Este é um tema complexo, e que pode ter visões distintas, dependendo da experiência de quem fala sobre o mesmo. Na minha opinião, devemos olhar para a gestão inteligente das cidades, como um ecossistema onde devem coexistir componentes e/ou sistemas de hardware, redes de comunicação e sistemas de informação. Estes sistemas ciberfísicos permitem monitorizar em tempo real as principais atividades das cidades, como por exemplo, a recolha de resíduos, os sistemas de rega de espaços verdes,
a iluminação pública, o tráfego automóvel, e apoiar a tomada de decisões sobre as atividades a realizar, automatizando-as e/ou tornando os processos globalmente mais eficientes. Analisemos o exemplo de uma cidade onde se implementa recolha flexível de resíduos baseada em sistemas ciberfísicos. Isto quer dizer que estamos a incorporar sensores e sistema de medição nos diferentes meios físicos, como equipamentos de deposição ou viaturas, e humanos, necessários à realização da nossa atividade de recolha e transporte de resíduos. As redes implementadas garantem a comunicação atempada dos dados entre os diferentes sistemas; e os sistemas de informação propõem recolha dinâmica tendo por base os pressupostos de salubridade e higienização pretendidos. Com a evolução desta implementação, a utilização dos recursos vai-se tornando cada vez mais autónoma, inteligente e eficiente.

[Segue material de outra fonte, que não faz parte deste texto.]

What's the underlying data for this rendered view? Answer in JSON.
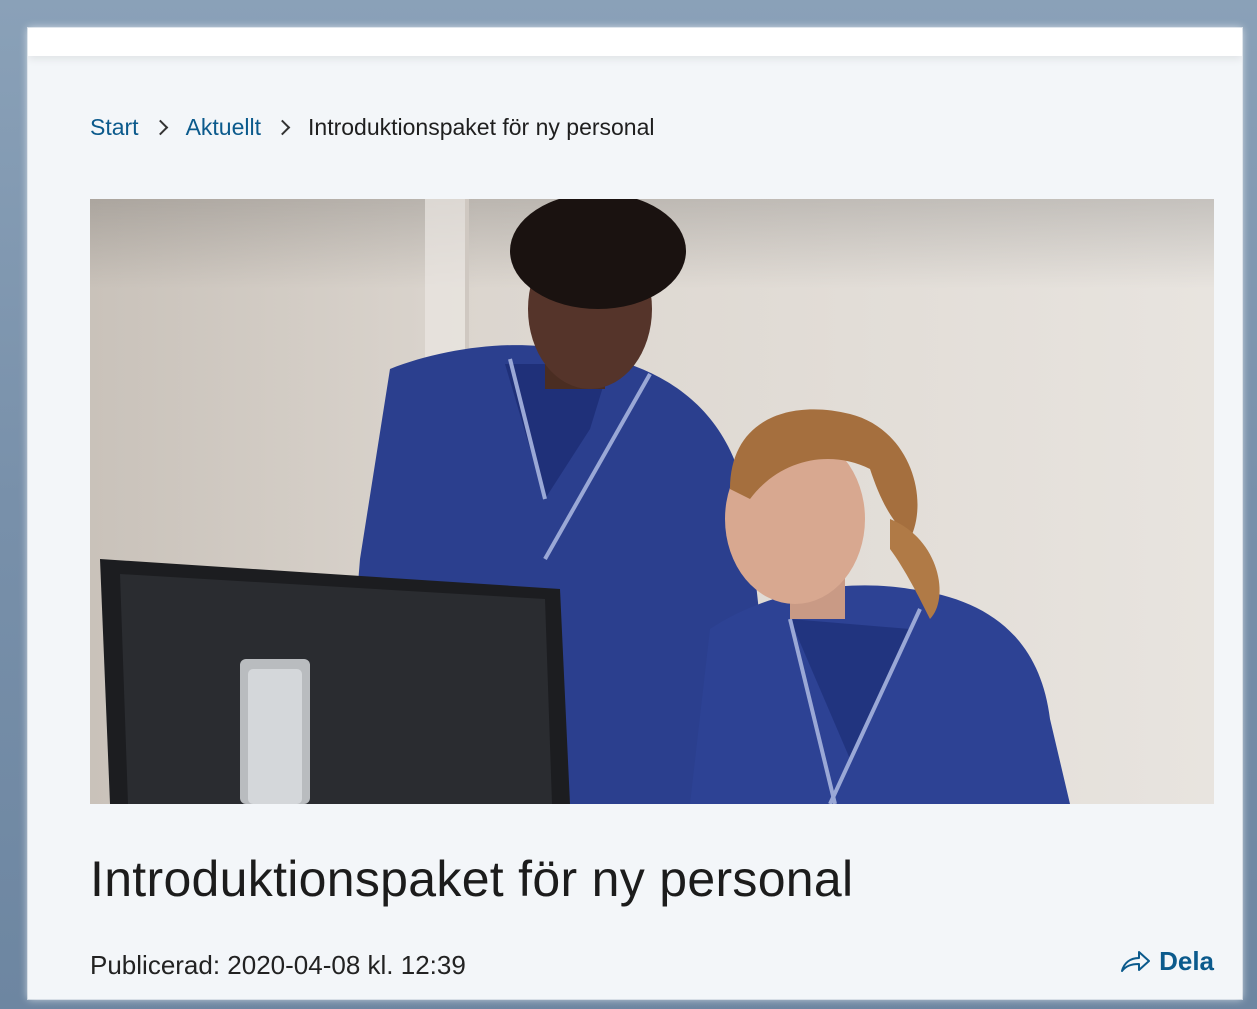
{
  "breadcrumb": {
    "items": [
      {
        "label": "Start"
      },
      {
        "label": "Aktuellt"
      }
    ],
    "current": "Introduktionspaket för ny personal"
  },
  "hero": {
    "alt": "Två sjuksköterskor i blå arbetskläder tittar på en datorskärm"
  },
  "article": {
    "title": "Introduktionspaket för ny personal",
    "published": "Publicerad: 2020-04-08 kl. 12:39"
  },
  "share": {
    "label": "Dela",
    "icon": "share-arrow-icon"
  },
  "colors": {
    "link": "#0b5a8c",
    "background": "#f3f6f9",
    "scrubs": "#2a3f8f"
  }
}
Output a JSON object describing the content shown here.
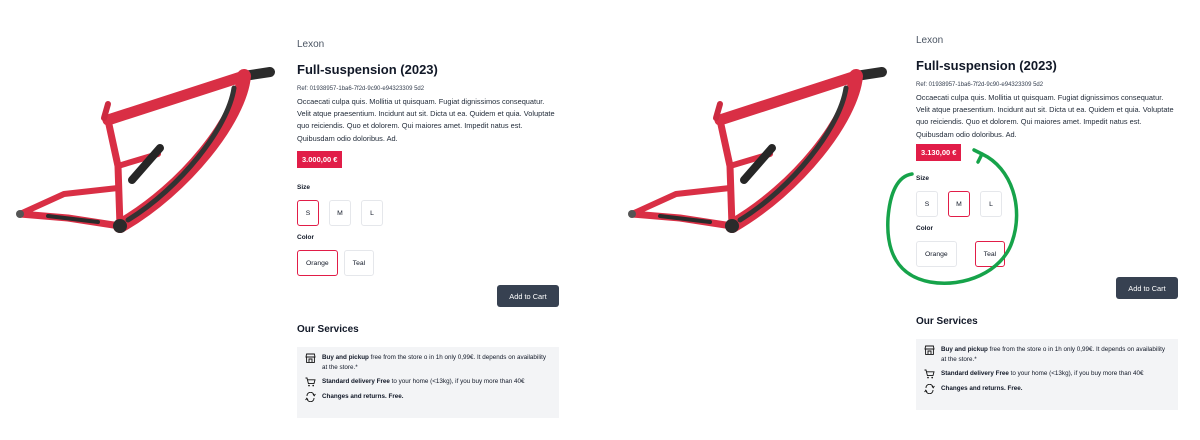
{
  "colors": {
    "accent": "#e11d48",
    "button": "#374151",
    "annotation": "#16a34a",
    "bike_frame": "#d92f45"
  },
  "before": {
    "product": {
      "image_icon": "bike-frame-image",
      "brand": "Lexon",
      "title": "Full-suspension (2023)",
      "ref": "Ref: 01938957-1ba6-7f2d-9c90-e94323309 5d2",
      "description": "Occaecati culpa quis. Mollitia ut quisquam. Fugiat dignissimos consequatur. Velit atque praesentium. Incidunt aut sit. Dicta ut ea. Quidem et quia. Voluptate quo reiciendis. Quo et dolorem. Qui maiores amet. Impedit natus est. Quibusdam odio doloribus. Ad.",
      "price": "3.000,00 €"
    },
    "size": {
      "label": "Size",
      "options": [
        "S",
        "M",
        "L"
      ],
      "selected": "S"
    },
    "color": {
      "label": "Color",
      "options": [
        "Orange",
        "Teal"
      ],
      "selected": "Orange"
    },
    "cart_button": "Add to Cart",
    "services": {
      "title": "Our Services",
      "items": [
        {
          "icon": "store-icon",
          "bold": "Buy and pickup",
          "text": " free from the store o in 1h only 0,99€. It depends on availability at the store.*"
        },
        {
          "icon": "cart-icon",
          "bold": "Standard delivery Free",
          "text": " to your home (<13kg), if you buy more than 40€"
        },
        {
          "icon": "returns-icon",
          "bold": "Changes and returns. Free.",
          "text": ""
        }
      ]
    }
  },
  "after": {
    "product": {
      "image_icon": "bike-frame-image",
      "brand": "Lexon",
      "title": "Full-suspension (2023)",
      "ref": "Ref: 01938957-1ba6-7f2d-9c90-e94323309 5d2",
      "description": "Occaecati culpa quis. Mollitia ut quisquam. Fugiat dignissimos consequatur. Velit atque praesentium. Incidunt aut sit. Dicta ut ea. Quidem et quia. Voluptate quo reiciendis. Quo et dolorem. Qui maiores amet. Impedit natus est. Quibusdam odio doloribus. Ad.",
      "price": "3.130,00 €"
    },
    "size": {
      "label": "Size",
      "options": [
        "S",
        "M",
        "L"
      ],
      "selected": "M"
    },
    "color": {
      "label": "Color",
      "options": [
        "Orange",
        "Teal"
      ],
      "selected": "Teal"
    },
    "cart_button": "Add to Cart",
    "services": {
      "title": "Our Services",
      "items": [
        {
          "icon": "store-icon",
          "bold": "Buy and pickup",
          "text": " free from the store o in 1h only 0,99€. It depends on availability at the store.*"
        },
        {
          "icon": "cart-icon",
          "bold": "Standard delivery Free",
          "text": " to your home (<13kg), if you buy more than 40€"
        },
        {
          "icon": "returns-icon",
          "bold": "Changes and returns. Free.",
          "text": ""
        }
      ]
    }
  }
}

Como está a EcoAmbiente comprometida, também, com este objetivo?

A EcoAmbiente tem investido em várias vertentes de inovação, desde a de monitorização do parque de contentores e disponibilização de plataformas que permitam visualizar em tempo real o nível de enchimento dos contentores, disponibilização de plataformas que permitem aos clientes a visualização da execução dos serviços prestados em tempo real, bem como o desenvolvimento de aplicações web e mobile para que as populações possam agendar diretamente a recolha de resíduos
como monstros ou monos.

Quais os desafios que a EcoAmbiente antecipa para o futuro deste setor, e como se está a preparar para os enfrentar?

Os próximos anos vão ser ainda mais desafiantes. Estão a ser introduzidas novas fileiras, como os Biorresíduos, por exemplo, que já
estão em curso, e passar-se-á à massificação da recolha-a-porta para se implementar o sistema “Pay-As-You-Throw” (PAYT). Neste sistema de poluidor/pagador, serão os produtores de resíduos a pagar uma taxa com base na quantidade de resíduos indiferenciados que produzem, desenvolvendo uma política mais justa e responsável.